De consument verlangt een vergoeding van € 435,09.
Standpunt van de ondernemer
Voor het standpunt van de ondernemer verwijst de commissie naar de overgelegde stukken, waarvan in het bijzonder het verweerschrift van 18 juni 2024. De inhoud daarvan dient als hier herhaald en ingelast te worden beschouwd. In de kern komt het standpunt op het volgende neer. Reizigers kunnen er ter plaatse voor kiezen om aanvullende verzekeringen af te sluiten. Ter plaatse ontvangen zij het huurcontract met daarin alle voorwaarden. Dit contract moet ondertekend worden bij ontvangst van de auto. Het is de keuze van de reiziger of hij deze voorwaarden doorleest, of niet. De consument heeft ervoor gekozen om ter plaatse een Super CDW-verzekering af te sluiten. In de voorwaarden van die aanvullende verzekering staat onder artikel 3.2.4 vermeld dat de CDW of SCDW-verzekering schade aan wielen en banden niet dekt. De consument heeft zelf besloten het huurcontract te ondertekenen en zo akkoord te gaan met de huurvoorwaarden zonder deze te lezen. Een vergoeding van de kosten in verband met de bandschade aan de huurauto is dan niet reëel.

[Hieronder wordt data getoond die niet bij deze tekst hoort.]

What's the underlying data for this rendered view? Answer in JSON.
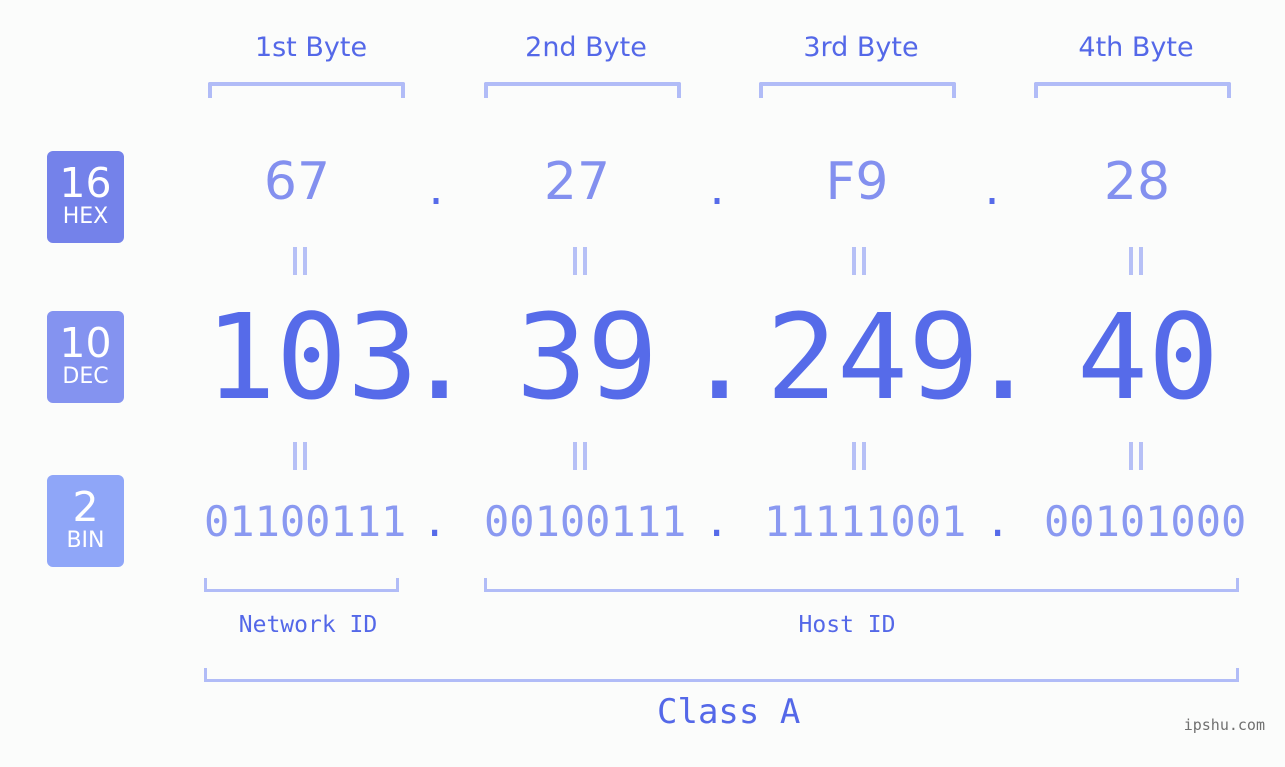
{
  "bytes": {
    "labels": [
      "1st Byte",
      "2nd Byte",
      "3rd Byte",
      "4th Byte"
    ],
    "hex": [
      "67",
      "27",
      "F9",
      "28"
    ],
    "dec": [
      "103",
      "39",
      "249",
      "40"
    ],
    "bin": [
      "01100111",
      "00100111",
      "11111001",
      "00101000"
    ],
    "separator": "."
  },
  "badges": {
    "hex": {
      "num": "16",
      "label": "HEX",
      "color": "#7482ea"
    },
    "dec": {
      "num": "10",
      "label": "DEC",
      "color": "#8493f0"
    },
    "bin": {
      "num": "2",
      "label": "BIN",
      "color": "#8fa6f8"
    }
  },
  "ids": {
    "network": "Network ID",
    "host": "Host ID"
  },
  "class_label": "Class A",
  "footer": "ipshu.com",
  "colors": {
    "accent": "#566be9",
    "bracket": "#b1bcf7",
    "hex_text": "#8390ef",
    "bin_text": "#8a99f1"
  }
}
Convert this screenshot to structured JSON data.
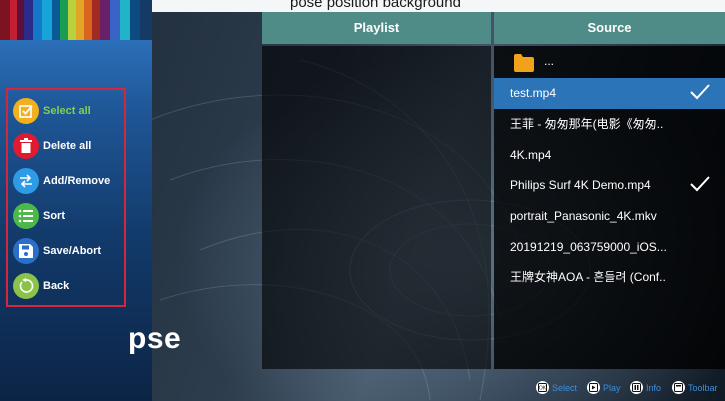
{
  "topbar": {
    "title": "pose position background"
  },
  "panels": {
    "playlist_title": "Playlist",
    "source_title": "Source"
  },
  "source_list": [
    {
      "name": "...",
      "type": "folder",
      "checked": false,
      "selected": false,
      "icon": "folder-icon"
    },
    {
      "name": "test.mp4",
      "type": "file",
      "checked": true,
      "selected": true
    },
    {
      "name": "王菲 - 匆匆那年(电影《匆匆..",
      "type": "file",
      "checked": false,
      "selected": false
    },
    {
      "name": "4K.mp4",
      "type": "file",
      "checked": false,
      "selected": false
    },
    {
      "name": "Philips Surf 4K Demo.mp4",
      "type": "file",
      "checked": true,
      "selected": false
    },
    {
      "name": "portrait_Panasonic_4K.mkv",
      "type": "file",
      "checked": false,
      "selected": false
    },
    {
      "name": "20191219_063759000_iOS...",
      "type": "file",
      "checked": false,
      "selected": false
    },
    {
      "name": "王牌女神AOA - 흔들려 (Conf..",
      "type": "file",
      "checked": false,
      "selected": false
    }
  ],
  "menu": {
    "items": [
      {
        "label": "Select all",
        "icon": "select-all-icon",
        "color": "#f2b01e",
        "selected": true
      },
      {
        "label": "Delete all",
        "icon": "trash-icon",
        "color": "#e01b2f",
        "selected": false
      },
      {
        "label": "Add/Remove",
        "icon": "swap-arrows-icon",
        "color": "#2e9be6",
        "selected": false
      },
      {
        "label": "Sort",
        "icon": "list-icon",
        "color": "#4cb84a",
        "selected": false
      },
      {
        "label": "Save/Abort",
        "icon": "save-icon",
        "color": "#2a6fc9",
        "selected": false
      },
      {
        "label": "Back",
        "icon": "back-icon",
        "color": "#8bc34a",
        "selected": false
      }
    ]
  },
  "background_text": "pse",
  "hints": [
    {
      "label": "Select",
      "icon": "ok-button-icon"
    },
    {
      "label": "Play",
      "icon": "play-button-icon"
    },
    {
      "label": "Info",
      "icon": "info-button-icon"
    },
    {
      "label": "Toolbar",
      "icon": "toolbar-button-icon"
    }
  ],
  "colors": {
    "panel_header": "#4f8c87",
    "selected_row": "#2c74b8",
    "menu_border": "#d6263e",
    "selected_label": "#7fd05a",
    "hint_label": "#3a8ee0"
  }
}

Beoordeling van het geschil
De commissie heeft het volgende overwogen.
Hoewel de commissie inziet dat de omstandigheden bij het ophalen van de huurauto voor de consument niet optimaal waren om de voorwaarden van een af te sluiten aanvullende verzekering door te lezen, in die zin dat hij in een lange rij stond met wachtende klanten achter zich én de betreffende voorwaarden digitaal doorgenomen moesten worden, blijft het de verantwoordelijkheid van de consument om zich op de hoogte te stellen van de inhoud van de voorwaarden van de aanvullende verzekering voordat hij die afsluit. De consument heeft er echter voor gekozen om die voorwaarden niet door te lezen alvorens hij het contract met de autoverhuurder ondertekende. Met de ondertekening van het contract was hij echter wel gebonden aan die voorwaarden en zijn – gelet op voornoemd artikel 3.2.4 – de kosten in verband met de bandschade aan de huurauto terecht bij hem in rekening gebracht. Ter zitting heeft de consument benadrukt dat hij van de ondernemer had verwacht dat die hem van tevoren op de hoogte had gebracht van de inhoud van de voorwaarden van de aanvullende verzekering. Door dat niet te doen, heeft de ondernemer zijns inziens de informatieplicht geschonden. De commissie volgt de consument niet in die zienswijze. Op de eerste plaats wist de ondernemer niet of de consument ter plekke een aanvullende verzekering wilde afsluiten, op de tweede plaats kan van de ondernemer niet verwacht worden dat hij op de hoogte is van alle voorwaarden van (aanvullende) verzekeringen die door diverse autoverhuurders worden aangeboden.
Op grond van het voorgaande zal de commissie de klacht ongegrond verklaren. Derhalve wordt als volgt beslist.
Beslissing
De commissie verklaart de klacht ongegrond, zodat het door de consument verlangde wordt afgewezen. Aldus beslist door de Geschillencommissie Reizen, bestaande uit de heer mr. H.A. van Gameren, voorzitter, de heer J.H.M. Boshuis, de heer mr. P.C. de Klerk, leden, op 30 juli 2024.